The proposals would expand financial planners’ obligation to prioritize their clients’ interests by introducing a new “duty of loyalty” as part of its code of ethics. The FPSC, which oversees the CFP designation, says the new duty would introduce “specific obligations, including the duty to act with honesty, integrity, competence and diligence; to disclose and mitigate conflicts of interest in the client’s favour; and to act with the care, skill and diligence of a prudent professional.”

The proposed amendments also include more detailed disclosure obligations concerning client costs and compensation arrangements; new rules regarding referrals and the end of client/financial planner relationships; an explicit prohibition on lending to, and borrowing from, clients; and new obligations to prospective clients.

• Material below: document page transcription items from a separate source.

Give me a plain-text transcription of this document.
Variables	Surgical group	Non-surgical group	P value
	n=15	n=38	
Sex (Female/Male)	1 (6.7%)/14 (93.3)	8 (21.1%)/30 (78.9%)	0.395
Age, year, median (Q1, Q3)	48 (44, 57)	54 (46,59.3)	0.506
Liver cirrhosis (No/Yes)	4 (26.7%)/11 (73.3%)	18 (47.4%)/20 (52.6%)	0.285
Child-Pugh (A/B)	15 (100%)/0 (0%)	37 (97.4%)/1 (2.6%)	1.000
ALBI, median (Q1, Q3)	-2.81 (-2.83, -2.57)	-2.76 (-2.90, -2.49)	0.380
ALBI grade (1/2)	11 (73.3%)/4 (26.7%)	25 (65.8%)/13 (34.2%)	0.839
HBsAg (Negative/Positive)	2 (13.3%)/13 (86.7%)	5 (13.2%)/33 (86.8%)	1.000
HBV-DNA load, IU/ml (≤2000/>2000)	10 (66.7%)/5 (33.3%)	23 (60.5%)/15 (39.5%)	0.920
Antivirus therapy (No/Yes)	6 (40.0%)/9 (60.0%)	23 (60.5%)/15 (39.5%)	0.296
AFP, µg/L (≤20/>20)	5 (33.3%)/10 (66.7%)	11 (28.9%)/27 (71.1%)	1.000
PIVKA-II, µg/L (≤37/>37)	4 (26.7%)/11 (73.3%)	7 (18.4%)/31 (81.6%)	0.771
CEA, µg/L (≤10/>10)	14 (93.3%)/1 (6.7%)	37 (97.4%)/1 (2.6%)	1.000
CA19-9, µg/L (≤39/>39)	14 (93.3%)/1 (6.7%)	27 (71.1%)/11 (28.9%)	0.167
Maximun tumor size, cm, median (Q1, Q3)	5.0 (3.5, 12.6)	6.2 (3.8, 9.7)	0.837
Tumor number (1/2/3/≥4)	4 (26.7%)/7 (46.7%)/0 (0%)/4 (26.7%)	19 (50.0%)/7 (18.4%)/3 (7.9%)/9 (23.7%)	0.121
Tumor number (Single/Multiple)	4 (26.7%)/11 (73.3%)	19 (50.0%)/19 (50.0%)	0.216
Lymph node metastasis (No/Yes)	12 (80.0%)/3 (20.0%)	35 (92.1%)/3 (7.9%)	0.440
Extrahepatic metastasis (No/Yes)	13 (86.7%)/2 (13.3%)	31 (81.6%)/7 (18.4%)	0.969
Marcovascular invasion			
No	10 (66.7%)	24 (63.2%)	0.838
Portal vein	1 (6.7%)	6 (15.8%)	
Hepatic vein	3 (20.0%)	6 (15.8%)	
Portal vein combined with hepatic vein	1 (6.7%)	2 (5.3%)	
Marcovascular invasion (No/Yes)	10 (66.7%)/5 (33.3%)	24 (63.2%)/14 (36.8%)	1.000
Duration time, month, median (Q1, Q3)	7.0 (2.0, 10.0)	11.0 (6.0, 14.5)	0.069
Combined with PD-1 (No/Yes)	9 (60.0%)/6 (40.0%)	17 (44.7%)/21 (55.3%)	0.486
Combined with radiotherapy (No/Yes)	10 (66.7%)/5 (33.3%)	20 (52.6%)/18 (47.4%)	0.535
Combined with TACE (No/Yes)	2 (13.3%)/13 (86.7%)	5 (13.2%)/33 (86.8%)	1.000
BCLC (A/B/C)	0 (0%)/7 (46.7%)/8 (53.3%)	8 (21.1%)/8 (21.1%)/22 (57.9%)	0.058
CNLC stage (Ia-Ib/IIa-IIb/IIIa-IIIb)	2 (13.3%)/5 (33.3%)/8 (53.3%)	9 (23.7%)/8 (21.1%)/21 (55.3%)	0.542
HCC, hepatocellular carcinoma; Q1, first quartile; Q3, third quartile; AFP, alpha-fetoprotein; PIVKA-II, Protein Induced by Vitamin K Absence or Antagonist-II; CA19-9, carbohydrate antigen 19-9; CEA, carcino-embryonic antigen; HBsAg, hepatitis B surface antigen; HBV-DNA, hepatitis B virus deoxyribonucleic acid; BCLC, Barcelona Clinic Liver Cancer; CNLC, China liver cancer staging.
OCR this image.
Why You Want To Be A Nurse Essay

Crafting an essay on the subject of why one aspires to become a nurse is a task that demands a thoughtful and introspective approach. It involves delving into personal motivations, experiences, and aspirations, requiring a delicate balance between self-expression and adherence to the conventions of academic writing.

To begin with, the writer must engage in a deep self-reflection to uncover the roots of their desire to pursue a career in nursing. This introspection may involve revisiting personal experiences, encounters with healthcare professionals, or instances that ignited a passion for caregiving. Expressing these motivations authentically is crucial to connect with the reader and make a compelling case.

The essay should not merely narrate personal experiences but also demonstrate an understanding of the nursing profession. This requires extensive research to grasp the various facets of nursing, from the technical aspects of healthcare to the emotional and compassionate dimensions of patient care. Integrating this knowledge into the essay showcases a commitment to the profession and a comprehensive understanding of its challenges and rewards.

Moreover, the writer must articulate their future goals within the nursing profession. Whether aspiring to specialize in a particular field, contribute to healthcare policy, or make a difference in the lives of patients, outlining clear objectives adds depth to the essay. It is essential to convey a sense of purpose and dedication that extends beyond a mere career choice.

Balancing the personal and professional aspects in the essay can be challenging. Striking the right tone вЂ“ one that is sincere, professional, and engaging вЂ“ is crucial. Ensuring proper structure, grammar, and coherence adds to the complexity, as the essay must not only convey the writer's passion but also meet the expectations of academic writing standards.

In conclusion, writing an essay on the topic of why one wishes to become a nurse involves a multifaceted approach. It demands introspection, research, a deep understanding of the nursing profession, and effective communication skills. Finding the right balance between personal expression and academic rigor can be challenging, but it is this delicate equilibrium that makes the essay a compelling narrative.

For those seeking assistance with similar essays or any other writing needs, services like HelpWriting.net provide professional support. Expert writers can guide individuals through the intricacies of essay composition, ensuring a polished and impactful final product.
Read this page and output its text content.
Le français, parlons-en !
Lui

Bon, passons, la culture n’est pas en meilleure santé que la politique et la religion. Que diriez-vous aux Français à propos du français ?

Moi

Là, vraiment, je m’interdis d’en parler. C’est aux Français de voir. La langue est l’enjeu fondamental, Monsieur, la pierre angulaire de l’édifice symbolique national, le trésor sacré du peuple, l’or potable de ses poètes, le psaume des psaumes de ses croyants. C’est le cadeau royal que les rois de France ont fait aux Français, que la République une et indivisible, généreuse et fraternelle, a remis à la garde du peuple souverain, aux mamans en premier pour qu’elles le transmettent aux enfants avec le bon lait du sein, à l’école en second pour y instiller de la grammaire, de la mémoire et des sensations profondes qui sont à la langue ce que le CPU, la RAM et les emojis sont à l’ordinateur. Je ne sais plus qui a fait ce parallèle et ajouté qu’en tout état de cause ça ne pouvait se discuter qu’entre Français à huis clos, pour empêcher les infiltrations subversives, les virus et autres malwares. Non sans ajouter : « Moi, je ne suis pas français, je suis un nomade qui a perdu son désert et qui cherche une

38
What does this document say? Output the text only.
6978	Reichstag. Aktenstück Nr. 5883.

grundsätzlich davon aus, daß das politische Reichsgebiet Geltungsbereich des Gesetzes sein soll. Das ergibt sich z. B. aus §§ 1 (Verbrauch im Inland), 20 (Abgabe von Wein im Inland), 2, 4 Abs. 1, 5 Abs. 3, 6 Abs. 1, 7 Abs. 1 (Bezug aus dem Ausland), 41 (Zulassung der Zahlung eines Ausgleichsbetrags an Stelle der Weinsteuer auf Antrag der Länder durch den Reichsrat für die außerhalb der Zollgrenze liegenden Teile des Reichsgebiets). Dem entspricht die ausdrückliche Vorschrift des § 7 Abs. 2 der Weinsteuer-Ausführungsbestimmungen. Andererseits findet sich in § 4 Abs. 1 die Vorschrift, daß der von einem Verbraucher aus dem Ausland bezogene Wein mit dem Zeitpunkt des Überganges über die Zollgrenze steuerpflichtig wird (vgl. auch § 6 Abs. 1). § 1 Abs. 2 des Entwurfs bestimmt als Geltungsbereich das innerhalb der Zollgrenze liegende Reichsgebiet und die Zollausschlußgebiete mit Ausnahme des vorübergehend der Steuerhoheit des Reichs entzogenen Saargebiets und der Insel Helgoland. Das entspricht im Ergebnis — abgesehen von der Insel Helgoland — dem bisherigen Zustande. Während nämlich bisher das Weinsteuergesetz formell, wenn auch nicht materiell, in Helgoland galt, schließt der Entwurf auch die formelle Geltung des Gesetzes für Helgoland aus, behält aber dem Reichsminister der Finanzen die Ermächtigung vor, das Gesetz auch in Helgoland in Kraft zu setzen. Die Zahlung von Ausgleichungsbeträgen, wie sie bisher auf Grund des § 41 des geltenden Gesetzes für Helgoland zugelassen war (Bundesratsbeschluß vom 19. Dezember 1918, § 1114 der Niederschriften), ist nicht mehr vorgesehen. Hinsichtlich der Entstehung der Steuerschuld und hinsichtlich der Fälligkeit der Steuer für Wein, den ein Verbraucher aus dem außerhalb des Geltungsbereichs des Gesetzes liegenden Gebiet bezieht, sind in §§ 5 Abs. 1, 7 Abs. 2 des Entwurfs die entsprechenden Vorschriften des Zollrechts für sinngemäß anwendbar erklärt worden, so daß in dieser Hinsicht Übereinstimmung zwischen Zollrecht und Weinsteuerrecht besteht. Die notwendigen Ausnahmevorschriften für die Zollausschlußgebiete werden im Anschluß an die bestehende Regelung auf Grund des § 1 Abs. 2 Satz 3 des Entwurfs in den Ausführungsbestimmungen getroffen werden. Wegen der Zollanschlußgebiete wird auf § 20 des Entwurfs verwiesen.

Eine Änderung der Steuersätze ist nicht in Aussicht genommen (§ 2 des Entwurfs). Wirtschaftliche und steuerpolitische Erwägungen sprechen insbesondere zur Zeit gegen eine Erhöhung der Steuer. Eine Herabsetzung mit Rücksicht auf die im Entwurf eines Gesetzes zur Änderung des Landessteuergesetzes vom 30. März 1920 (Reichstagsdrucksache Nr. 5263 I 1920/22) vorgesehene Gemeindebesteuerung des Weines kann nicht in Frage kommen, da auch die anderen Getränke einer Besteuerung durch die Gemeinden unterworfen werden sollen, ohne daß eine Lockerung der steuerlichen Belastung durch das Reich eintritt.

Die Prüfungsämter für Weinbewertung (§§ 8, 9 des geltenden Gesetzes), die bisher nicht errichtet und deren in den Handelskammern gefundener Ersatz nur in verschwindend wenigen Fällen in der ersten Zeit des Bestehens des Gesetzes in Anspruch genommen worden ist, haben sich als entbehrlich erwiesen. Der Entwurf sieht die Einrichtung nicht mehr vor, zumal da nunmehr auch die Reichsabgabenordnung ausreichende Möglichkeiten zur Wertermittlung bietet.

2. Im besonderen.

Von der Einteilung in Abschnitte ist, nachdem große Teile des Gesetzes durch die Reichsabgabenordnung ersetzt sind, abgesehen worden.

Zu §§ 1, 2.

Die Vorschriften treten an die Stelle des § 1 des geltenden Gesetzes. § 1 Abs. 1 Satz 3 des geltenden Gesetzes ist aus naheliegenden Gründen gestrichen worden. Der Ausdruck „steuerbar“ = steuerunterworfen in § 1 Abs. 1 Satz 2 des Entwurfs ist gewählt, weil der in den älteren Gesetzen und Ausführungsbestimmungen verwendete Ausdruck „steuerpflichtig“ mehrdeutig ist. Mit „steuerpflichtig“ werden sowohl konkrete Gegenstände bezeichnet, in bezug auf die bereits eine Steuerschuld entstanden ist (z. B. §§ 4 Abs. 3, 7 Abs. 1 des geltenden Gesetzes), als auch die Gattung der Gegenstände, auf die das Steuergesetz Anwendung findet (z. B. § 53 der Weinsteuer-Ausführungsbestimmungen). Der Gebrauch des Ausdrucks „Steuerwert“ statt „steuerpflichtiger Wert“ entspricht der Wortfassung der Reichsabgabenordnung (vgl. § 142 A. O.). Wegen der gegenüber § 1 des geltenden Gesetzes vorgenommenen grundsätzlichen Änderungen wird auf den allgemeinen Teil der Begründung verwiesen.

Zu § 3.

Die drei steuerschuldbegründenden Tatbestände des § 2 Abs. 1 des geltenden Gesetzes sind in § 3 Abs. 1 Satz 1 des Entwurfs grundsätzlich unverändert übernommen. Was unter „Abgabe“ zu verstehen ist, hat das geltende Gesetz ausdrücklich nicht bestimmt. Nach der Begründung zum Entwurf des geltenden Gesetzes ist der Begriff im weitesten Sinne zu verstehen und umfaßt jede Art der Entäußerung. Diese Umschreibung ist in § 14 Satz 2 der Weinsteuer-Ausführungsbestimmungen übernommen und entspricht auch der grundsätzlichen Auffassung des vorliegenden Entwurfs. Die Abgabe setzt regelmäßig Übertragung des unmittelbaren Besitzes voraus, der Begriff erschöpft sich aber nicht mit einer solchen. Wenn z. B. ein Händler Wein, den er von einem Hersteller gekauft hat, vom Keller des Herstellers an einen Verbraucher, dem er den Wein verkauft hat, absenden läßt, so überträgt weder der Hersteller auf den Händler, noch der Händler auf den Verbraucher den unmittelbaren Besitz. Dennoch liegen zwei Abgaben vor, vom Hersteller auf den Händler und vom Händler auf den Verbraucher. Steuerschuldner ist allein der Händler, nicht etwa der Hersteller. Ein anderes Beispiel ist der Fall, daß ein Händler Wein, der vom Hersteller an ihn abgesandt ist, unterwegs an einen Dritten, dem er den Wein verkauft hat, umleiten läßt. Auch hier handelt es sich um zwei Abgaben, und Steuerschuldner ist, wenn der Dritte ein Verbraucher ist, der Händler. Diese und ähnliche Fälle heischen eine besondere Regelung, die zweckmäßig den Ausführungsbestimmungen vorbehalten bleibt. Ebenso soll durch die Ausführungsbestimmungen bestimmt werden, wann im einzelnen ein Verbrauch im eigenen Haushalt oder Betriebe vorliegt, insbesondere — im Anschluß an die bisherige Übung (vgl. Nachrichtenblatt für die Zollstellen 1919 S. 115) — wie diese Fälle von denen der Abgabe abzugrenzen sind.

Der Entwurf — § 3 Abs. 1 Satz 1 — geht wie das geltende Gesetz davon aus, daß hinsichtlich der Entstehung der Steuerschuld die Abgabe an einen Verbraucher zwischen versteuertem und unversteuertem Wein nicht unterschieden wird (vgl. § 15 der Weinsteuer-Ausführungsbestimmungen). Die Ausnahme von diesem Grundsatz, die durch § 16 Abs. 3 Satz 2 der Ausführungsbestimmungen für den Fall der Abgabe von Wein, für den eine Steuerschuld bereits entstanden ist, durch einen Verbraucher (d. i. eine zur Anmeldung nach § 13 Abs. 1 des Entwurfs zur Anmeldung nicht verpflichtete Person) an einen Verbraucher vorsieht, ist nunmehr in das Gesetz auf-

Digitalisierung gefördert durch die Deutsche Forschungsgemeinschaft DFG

The FPSC says that the revised standards, which were crafted by its standards panel, are intended to better reflect the goal of ”acting in the client’s best interest,” which reflects the organization’s “commitment to the professionalization of financial planning in the interest of Canadians.”

“The standards panel is committed to ensuring that the standards appropriately evolve over time in tandem with the continuously changing needs and expectations of Canadians and of the profession,” said Susan Howe, chairwoman of the FPSC’s standards panel.

Feedback on the proposals is due by Sept 14. The new standards are slated to take effect in January 2019.